おかげ様でほぼ集団を壊滅させることができた。

俺はアルノルトに近寄っていく。

「ひっ…!」

「お前を殺すつもりはない。しっかりと国王の裁きを受けろ」

俺は逃げようとするアルノルトを『蜘蛛の糸』でぐるぐる巻きにして担ぐ。

「フェルナンドさん、ファブリスをよろしくお願いします」

「は、はい!うんしょっ……」

そう言うと彼女はまた呪文を唱えだし魔法陣のなかにファブリスを引きずっていった。

俺もその後を追う。

抜けた先には寝室があった。

フェルナンドがファブリスをベッドに寝かせると俺はフェルナンドと共に国王の元へとむかった。

国王は最初、ミイラのようなものを担いできたのを見て驚いていたがそれがアルノルトだと知った瞬間にアルノルトがなにかしたか聞いてきたがコイツがやったことをすべて暴露してやると激怒していた。

「貴様!それは本当か!」

「ご、誤解です父上!こやつが嘘を……」

「たわけ!『千年越しの悪夢』という名で恐れられたルーナ様を怒らせたらどうなってるのかわかっているのか!」

「父上!こんなやつが『千年越しの悪夢』様なわけないではありませんか!証拠をお見せください!」

アルノルトが証拠なんてないんだろうという顔でこちらを向く。

その汚らしい顔で見るな下民が。

「私がその『千年越しの悪夢』だという証拠はありますよ?」

「なに?」

「守護神のファブリスに聞けばわかるし私が真の姿をお見せしましょうか?まあたぶんあなたと戦ったときに使っていた剣と同じだろうがな」

「フェルナンド、ファブリスを呼んできなさい」

「しかしお父様!いまあのひとは…」

「大丈夫。
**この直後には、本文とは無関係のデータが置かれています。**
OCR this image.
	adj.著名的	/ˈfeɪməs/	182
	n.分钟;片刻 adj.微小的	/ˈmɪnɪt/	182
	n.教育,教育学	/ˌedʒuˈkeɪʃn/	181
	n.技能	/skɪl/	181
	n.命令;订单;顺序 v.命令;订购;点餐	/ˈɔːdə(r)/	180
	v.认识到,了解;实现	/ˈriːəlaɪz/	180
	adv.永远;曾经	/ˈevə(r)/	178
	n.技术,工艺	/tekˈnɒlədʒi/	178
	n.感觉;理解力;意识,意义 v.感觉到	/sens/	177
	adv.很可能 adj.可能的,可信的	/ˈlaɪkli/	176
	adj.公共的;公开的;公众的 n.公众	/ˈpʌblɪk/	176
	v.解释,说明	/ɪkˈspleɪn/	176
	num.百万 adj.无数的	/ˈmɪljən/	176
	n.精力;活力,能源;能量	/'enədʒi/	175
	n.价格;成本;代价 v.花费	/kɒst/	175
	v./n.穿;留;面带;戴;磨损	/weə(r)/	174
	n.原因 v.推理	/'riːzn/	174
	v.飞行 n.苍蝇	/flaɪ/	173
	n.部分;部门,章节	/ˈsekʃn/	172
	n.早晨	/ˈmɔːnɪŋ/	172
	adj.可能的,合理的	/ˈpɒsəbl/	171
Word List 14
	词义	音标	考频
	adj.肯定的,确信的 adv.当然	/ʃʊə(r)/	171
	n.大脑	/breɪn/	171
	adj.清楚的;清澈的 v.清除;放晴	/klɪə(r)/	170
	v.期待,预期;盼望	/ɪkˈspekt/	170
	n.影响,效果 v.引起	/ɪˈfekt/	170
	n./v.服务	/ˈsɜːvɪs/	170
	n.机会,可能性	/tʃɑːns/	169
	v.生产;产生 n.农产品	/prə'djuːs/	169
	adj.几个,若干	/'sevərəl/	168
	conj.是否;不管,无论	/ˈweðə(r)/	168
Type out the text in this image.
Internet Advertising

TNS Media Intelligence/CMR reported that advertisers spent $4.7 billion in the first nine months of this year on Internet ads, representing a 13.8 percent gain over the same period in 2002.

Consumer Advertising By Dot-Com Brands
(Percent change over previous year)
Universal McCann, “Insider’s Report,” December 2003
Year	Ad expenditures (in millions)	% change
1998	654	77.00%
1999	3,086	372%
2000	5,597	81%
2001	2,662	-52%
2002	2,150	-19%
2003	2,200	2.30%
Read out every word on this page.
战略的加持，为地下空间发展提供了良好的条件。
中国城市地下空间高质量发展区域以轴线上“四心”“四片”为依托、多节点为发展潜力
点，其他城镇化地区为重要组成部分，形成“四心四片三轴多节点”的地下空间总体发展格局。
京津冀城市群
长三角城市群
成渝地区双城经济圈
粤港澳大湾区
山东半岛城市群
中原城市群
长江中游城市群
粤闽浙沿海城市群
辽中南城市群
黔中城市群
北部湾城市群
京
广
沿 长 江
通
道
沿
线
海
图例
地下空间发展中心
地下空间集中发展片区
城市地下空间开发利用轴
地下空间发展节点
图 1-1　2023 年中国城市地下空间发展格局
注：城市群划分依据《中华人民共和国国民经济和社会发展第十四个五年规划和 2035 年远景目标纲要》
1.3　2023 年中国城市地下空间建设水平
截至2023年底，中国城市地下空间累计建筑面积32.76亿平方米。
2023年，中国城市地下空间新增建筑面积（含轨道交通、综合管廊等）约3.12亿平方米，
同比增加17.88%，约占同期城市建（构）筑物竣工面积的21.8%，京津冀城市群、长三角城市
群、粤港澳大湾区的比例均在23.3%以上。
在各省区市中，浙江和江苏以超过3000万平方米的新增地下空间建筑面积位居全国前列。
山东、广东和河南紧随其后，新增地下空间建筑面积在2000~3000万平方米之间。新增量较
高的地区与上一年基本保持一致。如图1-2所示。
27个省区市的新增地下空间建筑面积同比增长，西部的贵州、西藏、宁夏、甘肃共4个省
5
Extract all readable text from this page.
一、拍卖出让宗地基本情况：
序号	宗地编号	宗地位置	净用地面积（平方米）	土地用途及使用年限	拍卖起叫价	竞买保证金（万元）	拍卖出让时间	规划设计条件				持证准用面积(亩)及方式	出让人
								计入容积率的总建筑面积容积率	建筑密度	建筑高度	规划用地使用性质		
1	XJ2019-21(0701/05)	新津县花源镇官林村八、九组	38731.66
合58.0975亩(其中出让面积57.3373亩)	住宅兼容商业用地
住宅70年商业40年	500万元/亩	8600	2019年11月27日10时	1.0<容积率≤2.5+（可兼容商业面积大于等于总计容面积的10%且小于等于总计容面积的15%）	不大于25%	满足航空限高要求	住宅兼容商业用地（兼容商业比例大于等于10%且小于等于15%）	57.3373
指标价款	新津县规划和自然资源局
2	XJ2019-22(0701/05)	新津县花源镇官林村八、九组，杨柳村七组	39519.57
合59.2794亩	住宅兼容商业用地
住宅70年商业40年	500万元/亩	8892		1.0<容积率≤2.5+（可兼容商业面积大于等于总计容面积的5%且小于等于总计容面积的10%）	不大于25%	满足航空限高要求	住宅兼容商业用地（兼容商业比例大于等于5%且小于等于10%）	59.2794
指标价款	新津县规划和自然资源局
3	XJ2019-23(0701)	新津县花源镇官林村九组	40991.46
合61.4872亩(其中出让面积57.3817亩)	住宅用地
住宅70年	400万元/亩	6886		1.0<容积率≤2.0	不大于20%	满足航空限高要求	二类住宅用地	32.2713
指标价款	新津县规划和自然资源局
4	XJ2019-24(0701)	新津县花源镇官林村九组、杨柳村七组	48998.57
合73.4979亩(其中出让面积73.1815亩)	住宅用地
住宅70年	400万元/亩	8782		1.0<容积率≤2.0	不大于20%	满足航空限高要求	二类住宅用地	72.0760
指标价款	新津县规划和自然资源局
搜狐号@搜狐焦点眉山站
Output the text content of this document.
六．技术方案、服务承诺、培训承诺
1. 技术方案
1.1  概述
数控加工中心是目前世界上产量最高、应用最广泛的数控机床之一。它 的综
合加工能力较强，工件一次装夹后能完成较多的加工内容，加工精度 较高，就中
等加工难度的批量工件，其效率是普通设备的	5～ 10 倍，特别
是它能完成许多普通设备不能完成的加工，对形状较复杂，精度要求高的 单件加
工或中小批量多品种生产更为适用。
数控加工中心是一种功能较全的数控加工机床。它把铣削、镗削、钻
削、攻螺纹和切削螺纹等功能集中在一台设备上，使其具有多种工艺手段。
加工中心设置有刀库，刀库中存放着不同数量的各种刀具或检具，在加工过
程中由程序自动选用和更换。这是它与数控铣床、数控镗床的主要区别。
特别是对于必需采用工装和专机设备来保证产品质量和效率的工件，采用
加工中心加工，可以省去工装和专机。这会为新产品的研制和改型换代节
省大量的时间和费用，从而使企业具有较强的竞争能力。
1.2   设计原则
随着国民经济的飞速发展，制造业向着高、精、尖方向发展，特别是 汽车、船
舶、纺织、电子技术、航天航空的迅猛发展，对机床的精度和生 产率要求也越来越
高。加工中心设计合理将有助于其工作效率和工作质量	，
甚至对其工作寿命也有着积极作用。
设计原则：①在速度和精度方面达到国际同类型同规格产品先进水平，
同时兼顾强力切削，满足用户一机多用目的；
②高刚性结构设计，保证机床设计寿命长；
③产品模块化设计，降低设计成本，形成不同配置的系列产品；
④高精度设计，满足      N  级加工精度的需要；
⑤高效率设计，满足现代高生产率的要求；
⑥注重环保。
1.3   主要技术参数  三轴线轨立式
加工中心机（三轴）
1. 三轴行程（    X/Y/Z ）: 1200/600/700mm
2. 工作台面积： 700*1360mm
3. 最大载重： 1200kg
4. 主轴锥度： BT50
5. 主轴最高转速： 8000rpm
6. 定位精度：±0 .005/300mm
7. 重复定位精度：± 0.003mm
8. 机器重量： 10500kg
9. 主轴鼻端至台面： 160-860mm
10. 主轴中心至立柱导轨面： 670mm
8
話せる…」

みんなが一斉に声がしたほうをむく。

「お兄ちゃん!」

「大丈夫か?」

俺もファブリスに近寄っていく。

「大丈夫。で、俺が証人をすればいいんだろ?親父」

「あ、ああ」

「まず俺はゴライ大迷宮の最下層と中層の狭間に閉じ込められて雑魚いやつらを捕まえて食ったりしてたわけだがつい最近、まだ人化してないコイツが俺のところにやってきたんだ。俺がそこでコイツを神器と判断した。間違いない」

「元守護神のファブリスがそう言ってるんだからそうなのだろう。アルノルト、貴様には色々と聞くことがあるようだな。連れていけ!」

そう言うと部下たちがアルノルトをつかんで連れて行こうとする。

「待ってください父上!父上ぇええええええ!!!」

そうしてアルノルトは退場していった。